Set in wartime Britain, “Nanny McPhee Returns” revolves around Isabel Green (Maggie Gyllenhaal) a young mother of three trying to raise her kids and run the family farm while her husband is off at war. She’s also trying to keep the farm out of the hands of her scheming brother-in-law (Rhys Ifans) who will stop at nothing to convince her to sign over her half of the land so he can pay off gambling debts. Add to the mix two snotty cousins from London, some acrobatic pigs, an unexploded German bomb and you have a family primed for spinster Nanny McPhee’s unique brand of care giving.
“Nanny McPhee Returns” is a fantasy for kids that is more about the life lessons than it is about the title character. The kids learn about good behavior and cooperation while McPhee lurks in the background, almost disappearing completely from the movie for a long stretch in the middle. Which is just as well. As wonderful as Thompson is, a little of the Nanny goes a long way, but luckily the movie is brimming with appealing character and winning performances.

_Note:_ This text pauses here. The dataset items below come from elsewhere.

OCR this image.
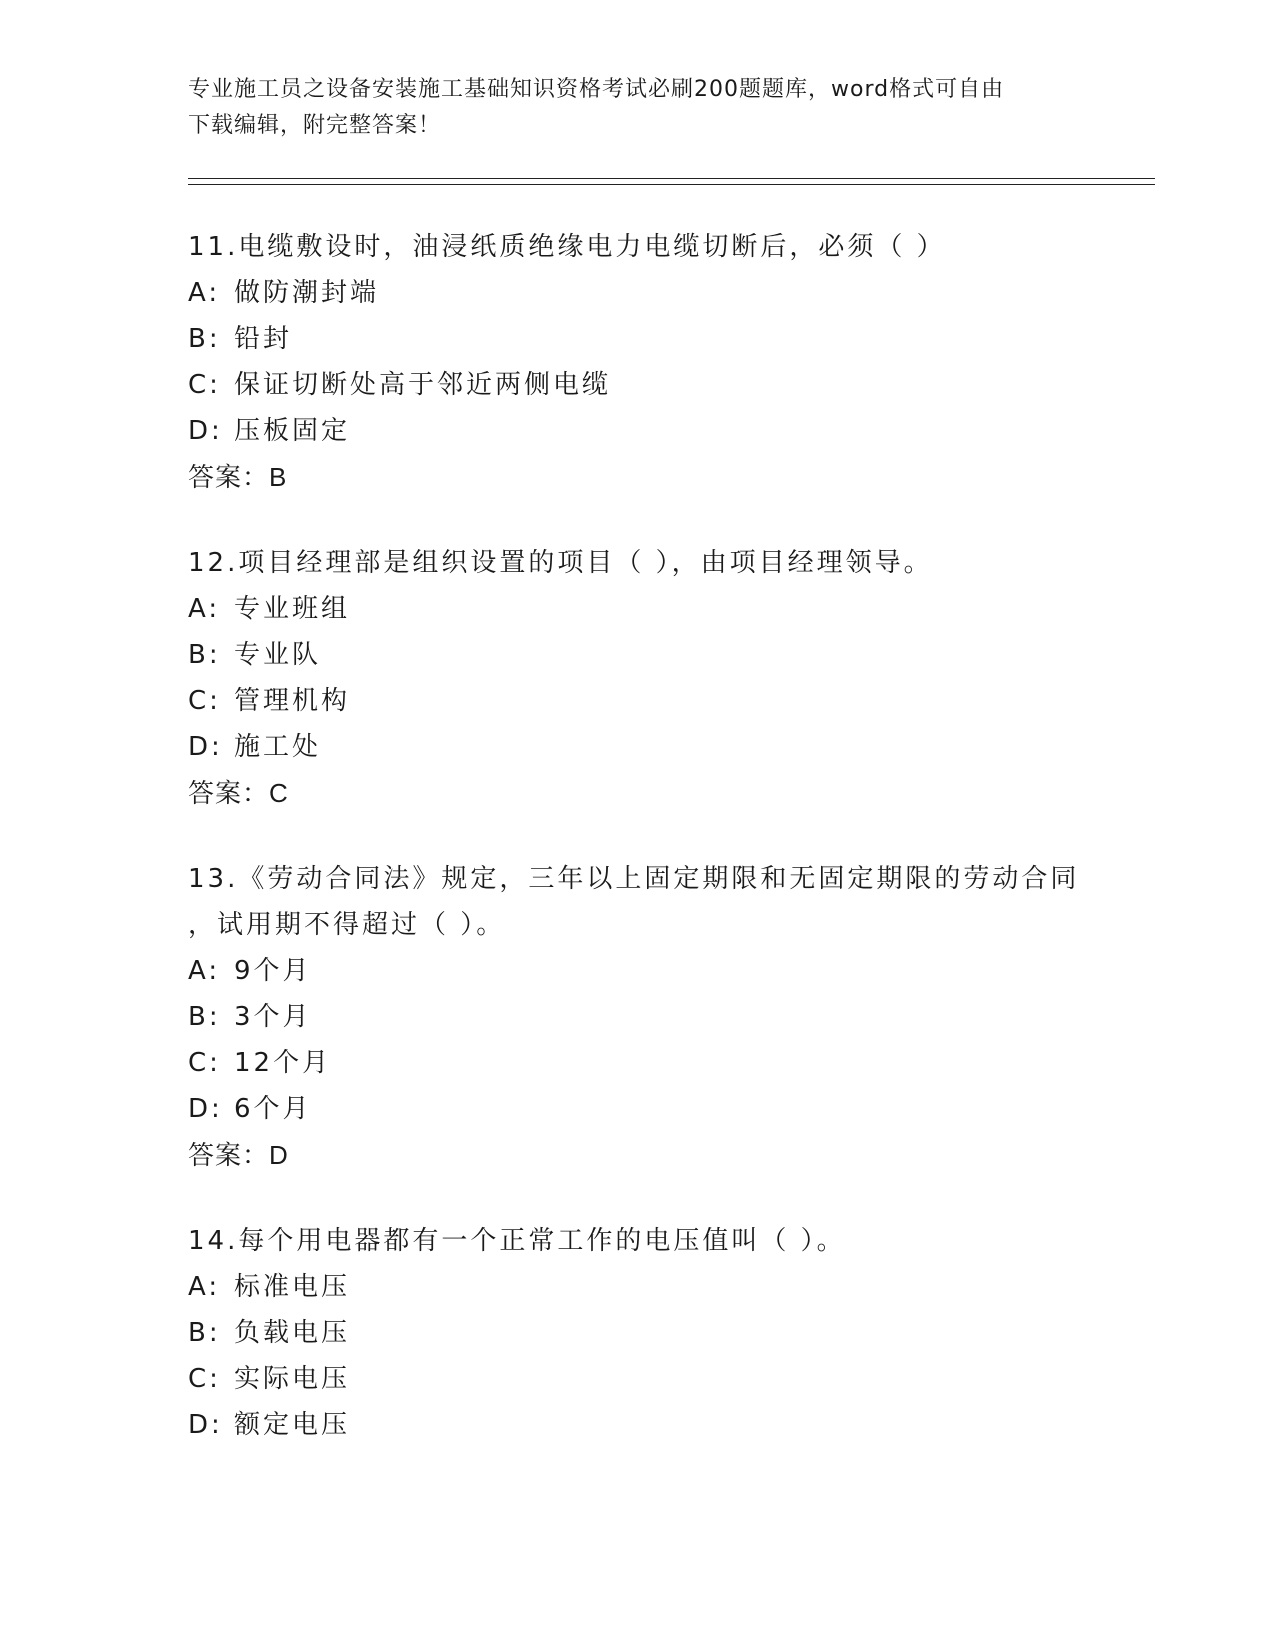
专业施工员之设备安装施工基础知识资格考试必刷200题题库，word格式可自由
下载编辑，附完整答案！

11.电缆敷设时，油浸纸质绝缘电力电缆切断后，必须（ ）

A: 做防潮封端

B: 铅封

C: 保证切断处高于邻近两侧电缆

D: 压板固定

答案：B

12.项目经理部是组织设置的项目（ ），由项目经理领导。

A: 专业班组

B: 专业队

C: 管理机构

D: 施工处

答案：C

13.《劳动合同法》规定，三年以上固定期限和无固定期限的劳动合同

，试用期不得超过（ ）。

A: 9个月

B: 3个月

C: 12个月

D: 6个月

答案：D

14.每个用电器都有一个正常工作的电压值叫（ ）。

A: 标准电压

B: 负载电压

C: 实际电压

D: 额定电压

As Isabel, Gyllenhaal proves she has a Gwyneth Paltrow-like facility with English accents. She’s wonderful as the kind hearted but frazzled mother, but really delivers in the movie’s emotional moments. She brings a realism to certain scenes that isn’t often found in kid’s entertainment.
At the other end of the scale is Ifans who, as the villain, seems to have lurched off the stage from the local Christmas pantomime. He plays Uncle Phil as broadly as possible, but somehow it works. The subtlety and nuance of his recent work in movies like “Greenberg” is absent, replaced with a delicious sense of fun. If this was a live show the audience would boo every time he stepped on stage.
The real draw, however, is the kids. As Cyril, a pompous little twit who learns to be… well, less of a pompous little twit, Eros Vlahos is a mini Benny Hill in the making, with great comic timing and a way with a line. The other kids, Vincent (Oscar Steer), Norman (Asa Butterfield), Megsie (Lil Woods), and Celia (Rose Taylor-Ritson) more than capably hold the screen, playing against Oscar winners and heavy weights like Ralph Fiennes and Maggie Smith.
Even though “Nanny McPhee Returns” gets a little CGI silly near the end it is a crowd pleasing mix of gentle humor, fantasy—check out the pigs as they take a page from the Esther Williams playbook—and family fun.